Zum Verhältnis von Psychoanalyse und Gesellschaftskritik
Zum Verhältnis von Psychoanalyse und Gesellschaftskritik
Lektürediskussion von „Zum Verhältnis von Soziologie und Psychologie“, Theodor W. Adorno 1955
● 22. Februar 2020, 11:00 bis 18:00 in der translib
● Die Zahl der Teilnehmenden ist auf 15 Personen beschränkt. Anmeldung unter: translib@gmx.de
Wenn wir uns die Frage stellen, warum die ArbeiterInnen, anstatt sich zusammentun und auf eine Aufhebung der sie knechtenden Verhältnisse zu drängen, am getakteten Fließband verharren, so ist eine mögliche Antwort: Die objektiven Bedingungen für eine revolutionäre Umwälzung sind wohl gerade nicht gegeben. Diese Antwort reicht nicht aus. Denn wir können uns auch historische Situationen anschauen, in denen die objektiven Weichen anscheinend günstiger gestellt waren, wie in der Novemberrevolution 1918/19, und müssen stutzen: Die Frauen, die die Revolution maßgeblich vorbereitet und getragen haben, wurden von ihren männlichen Genossen aus den Räten verdrängt, just als es daran ging, sich eine auf Emanzipation zielende Selbstorganisierung fernab der verknöchernden und verfeindeten Massenparteien zu geben. Die patriarchalen Strukturen haben sich als so zäh erwiesen, dass sie noch den revolutionären Moment überdauerten und verspielten. Warum begeisterten sich wenige Jahre später ProletariaterInnen für die „Katastrophenpolitik“ des Nationalsozialismus, die nicht zuletzt den eigenen Lebenserhalt bedrohte? So fragte Theodor W. Adorno 1955 in seinem Text „Zum Verhältnis von Soziologie und Psychologie“.
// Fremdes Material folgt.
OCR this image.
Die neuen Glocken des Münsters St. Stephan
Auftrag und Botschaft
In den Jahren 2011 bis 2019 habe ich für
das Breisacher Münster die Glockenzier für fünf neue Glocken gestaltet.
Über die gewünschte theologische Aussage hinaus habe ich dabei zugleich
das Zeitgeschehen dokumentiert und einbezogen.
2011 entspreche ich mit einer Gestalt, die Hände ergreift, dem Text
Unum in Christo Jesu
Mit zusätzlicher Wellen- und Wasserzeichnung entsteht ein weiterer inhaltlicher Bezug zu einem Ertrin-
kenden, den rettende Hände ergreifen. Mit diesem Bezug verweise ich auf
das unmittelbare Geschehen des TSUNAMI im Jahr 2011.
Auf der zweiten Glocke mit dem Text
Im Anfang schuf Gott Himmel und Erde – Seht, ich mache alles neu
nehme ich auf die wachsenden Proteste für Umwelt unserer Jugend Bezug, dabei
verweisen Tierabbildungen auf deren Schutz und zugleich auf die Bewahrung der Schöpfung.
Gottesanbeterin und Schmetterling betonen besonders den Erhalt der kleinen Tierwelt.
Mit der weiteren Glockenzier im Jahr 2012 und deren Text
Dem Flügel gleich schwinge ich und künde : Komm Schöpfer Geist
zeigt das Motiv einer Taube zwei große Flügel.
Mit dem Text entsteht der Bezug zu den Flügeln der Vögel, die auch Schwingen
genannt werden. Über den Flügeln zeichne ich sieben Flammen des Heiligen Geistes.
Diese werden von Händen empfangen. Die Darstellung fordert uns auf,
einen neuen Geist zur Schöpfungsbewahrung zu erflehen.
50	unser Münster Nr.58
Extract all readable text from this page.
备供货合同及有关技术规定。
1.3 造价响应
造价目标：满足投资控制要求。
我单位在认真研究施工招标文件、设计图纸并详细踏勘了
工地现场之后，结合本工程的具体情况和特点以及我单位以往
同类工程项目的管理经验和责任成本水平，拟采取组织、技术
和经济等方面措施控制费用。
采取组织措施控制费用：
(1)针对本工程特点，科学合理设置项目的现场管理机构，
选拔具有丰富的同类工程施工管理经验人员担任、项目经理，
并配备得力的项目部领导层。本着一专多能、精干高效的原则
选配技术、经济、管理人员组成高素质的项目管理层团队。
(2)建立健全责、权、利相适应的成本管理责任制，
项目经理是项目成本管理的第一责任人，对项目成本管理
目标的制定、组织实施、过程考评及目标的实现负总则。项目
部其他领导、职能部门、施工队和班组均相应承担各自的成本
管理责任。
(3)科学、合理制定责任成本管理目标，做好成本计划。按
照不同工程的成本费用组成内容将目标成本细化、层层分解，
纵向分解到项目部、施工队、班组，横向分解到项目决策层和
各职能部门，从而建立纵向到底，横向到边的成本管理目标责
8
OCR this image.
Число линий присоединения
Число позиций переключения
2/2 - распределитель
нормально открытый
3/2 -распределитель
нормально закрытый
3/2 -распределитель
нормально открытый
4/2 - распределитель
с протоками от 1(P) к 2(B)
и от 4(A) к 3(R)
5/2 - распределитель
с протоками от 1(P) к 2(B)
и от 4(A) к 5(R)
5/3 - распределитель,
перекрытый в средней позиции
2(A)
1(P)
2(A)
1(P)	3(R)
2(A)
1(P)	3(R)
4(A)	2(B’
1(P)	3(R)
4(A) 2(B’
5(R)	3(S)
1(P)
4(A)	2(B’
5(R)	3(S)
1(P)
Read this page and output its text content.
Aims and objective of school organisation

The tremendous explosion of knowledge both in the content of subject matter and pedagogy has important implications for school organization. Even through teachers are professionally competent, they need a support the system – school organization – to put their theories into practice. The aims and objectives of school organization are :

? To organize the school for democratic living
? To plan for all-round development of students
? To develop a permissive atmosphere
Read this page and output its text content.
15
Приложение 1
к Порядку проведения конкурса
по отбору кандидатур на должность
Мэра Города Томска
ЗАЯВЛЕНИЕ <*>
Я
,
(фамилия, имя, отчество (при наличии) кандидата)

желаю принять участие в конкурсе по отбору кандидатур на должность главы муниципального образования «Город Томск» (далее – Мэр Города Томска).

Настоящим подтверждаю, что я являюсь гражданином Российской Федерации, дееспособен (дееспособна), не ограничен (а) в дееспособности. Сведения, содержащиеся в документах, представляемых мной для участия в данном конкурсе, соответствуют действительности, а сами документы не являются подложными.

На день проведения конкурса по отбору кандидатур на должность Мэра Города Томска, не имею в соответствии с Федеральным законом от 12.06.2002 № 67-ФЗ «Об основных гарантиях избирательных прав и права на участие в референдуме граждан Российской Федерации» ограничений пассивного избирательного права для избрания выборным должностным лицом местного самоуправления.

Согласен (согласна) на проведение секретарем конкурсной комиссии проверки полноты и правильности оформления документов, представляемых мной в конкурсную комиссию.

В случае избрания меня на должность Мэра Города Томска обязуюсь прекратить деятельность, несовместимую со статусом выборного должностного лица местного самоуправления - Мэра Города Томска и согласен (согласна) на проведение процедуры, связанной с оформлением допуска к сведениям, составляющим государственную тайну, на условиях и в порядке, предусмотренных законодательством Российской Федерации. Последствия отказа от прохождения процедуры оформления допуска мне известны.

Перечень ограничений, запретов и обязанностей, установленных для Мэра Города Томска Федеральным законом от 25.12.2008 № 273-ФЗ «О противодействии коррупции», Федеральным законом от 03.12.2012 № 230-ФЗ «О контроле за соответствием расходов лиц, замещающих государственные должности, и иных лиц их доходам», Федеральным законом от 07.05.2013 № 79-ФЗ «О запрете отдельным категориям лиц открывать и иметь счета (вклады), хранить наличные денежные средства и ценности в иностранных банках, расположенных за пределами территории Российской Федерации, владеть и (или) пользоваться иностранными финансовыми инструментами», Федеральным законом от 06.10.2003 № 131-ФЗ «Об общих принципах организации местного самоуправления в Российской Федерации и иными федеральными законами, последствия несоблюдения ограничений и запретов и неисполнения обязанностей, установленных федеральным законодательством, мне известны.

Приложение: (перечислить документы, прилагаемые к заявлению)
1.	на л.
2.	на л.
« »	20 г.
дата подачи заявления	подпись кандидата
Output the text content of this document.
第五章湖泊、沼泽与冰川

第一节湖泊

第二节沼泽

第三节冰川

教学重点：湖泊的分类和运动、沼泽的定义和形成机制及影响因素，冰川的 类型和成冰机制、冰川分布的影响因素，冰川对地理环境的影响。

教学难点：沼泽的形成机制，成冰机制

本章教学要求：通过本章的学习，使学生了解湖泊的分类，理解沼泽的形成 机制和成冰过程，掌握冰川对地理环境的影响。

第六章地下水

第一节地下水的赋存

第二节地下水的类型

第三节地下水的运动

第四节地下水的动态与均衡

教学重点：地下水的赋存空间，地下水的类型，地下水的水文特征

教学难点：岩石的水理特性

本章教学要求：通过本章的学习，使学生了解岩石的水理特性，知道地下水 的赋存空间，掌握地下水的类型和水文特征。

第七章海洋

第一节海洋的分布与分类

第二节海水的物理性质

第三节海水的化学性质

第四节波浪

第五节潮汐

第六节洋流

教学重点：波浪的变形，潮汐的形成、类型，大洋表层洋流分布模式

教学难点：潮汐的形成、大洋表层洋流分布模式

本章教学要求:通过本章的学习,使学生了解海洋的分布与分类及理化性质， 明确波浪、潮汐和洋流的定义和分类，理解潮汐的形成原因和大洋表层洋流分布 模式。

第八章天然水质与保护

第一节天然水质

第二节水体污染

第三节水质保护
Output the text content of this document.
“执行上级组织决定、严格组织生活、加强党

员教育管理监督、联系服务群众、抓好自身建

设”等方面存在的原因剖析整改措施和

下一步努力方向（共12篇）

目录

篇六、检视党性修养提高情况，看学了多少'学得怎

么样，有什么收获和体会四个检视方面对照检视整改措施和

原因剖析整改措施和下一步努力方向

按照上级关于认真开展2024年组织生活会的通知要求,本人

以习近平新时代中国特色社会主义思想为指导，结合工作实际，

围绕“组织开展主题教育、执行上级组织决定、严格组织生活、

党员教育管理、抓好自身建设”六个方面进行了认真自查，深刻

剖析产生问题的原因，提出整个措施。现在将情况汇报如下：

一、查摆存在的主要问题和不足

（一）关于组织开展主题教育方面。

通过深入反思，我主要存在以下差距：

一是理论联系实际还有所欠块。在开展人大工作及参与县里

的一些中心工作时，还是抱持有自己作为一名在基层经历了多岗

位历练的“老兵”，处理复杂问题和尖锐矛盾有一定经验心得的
Zwischen objektiven und subjektiven Bedingungen für eine Revolution, objektiver und subjektiver Notwendigkeit geht ein Riss, der auf die Grenzen einer rein klassentheoretischen Gesellschaftsanalyse hinweist. Eine Auseinandersetzung mit dem Geschlechterverhältnis und Patriarchat geht ebensowenig in einer Kritik der politischen Ökonomie auf. Es stellt sich die Frage nach den gesellschaftlichen Erfahrungen, die sich im Subjekt niederschlagen und dies bringt uns zur Psychoanalyse. Sigmund Freud gab nicht nur mit seinen dezidiert kulturtheoretischen Schriften wie dem „Unbehagen in der Kultur“, sondern auch mit der Triebtheorie und Neurosenlehre einen Anhaltspunkt für die libidinösen Verstrickungen in die Zurichtung kapitalistischer Lebensverhältnisse. Es liegt allerdings eine Schwierigkeit in der psychoanalytischen Betrachtung: Sofern sie sich auf ein Kreisen ums Subjekt allein verengt und die Gesellschaftsverhältnisse außenvorlässt, landen wir in einem entpolitisierten Psychologismus, im schlechtesten Falle in einer psychoanalytischen Fachsimpelei, die ihren politischen Verstehenswillen verloren hat. Eine Übertragung psychoanalytischer Bestimmungen zum Subjekt auf die gesellschaftlichen Verhältnisse ist nicht unvermittelt möglich und droht regelmäßig, ins Grobschlächtige oder schablonenhaft Spekulative abzugleiten.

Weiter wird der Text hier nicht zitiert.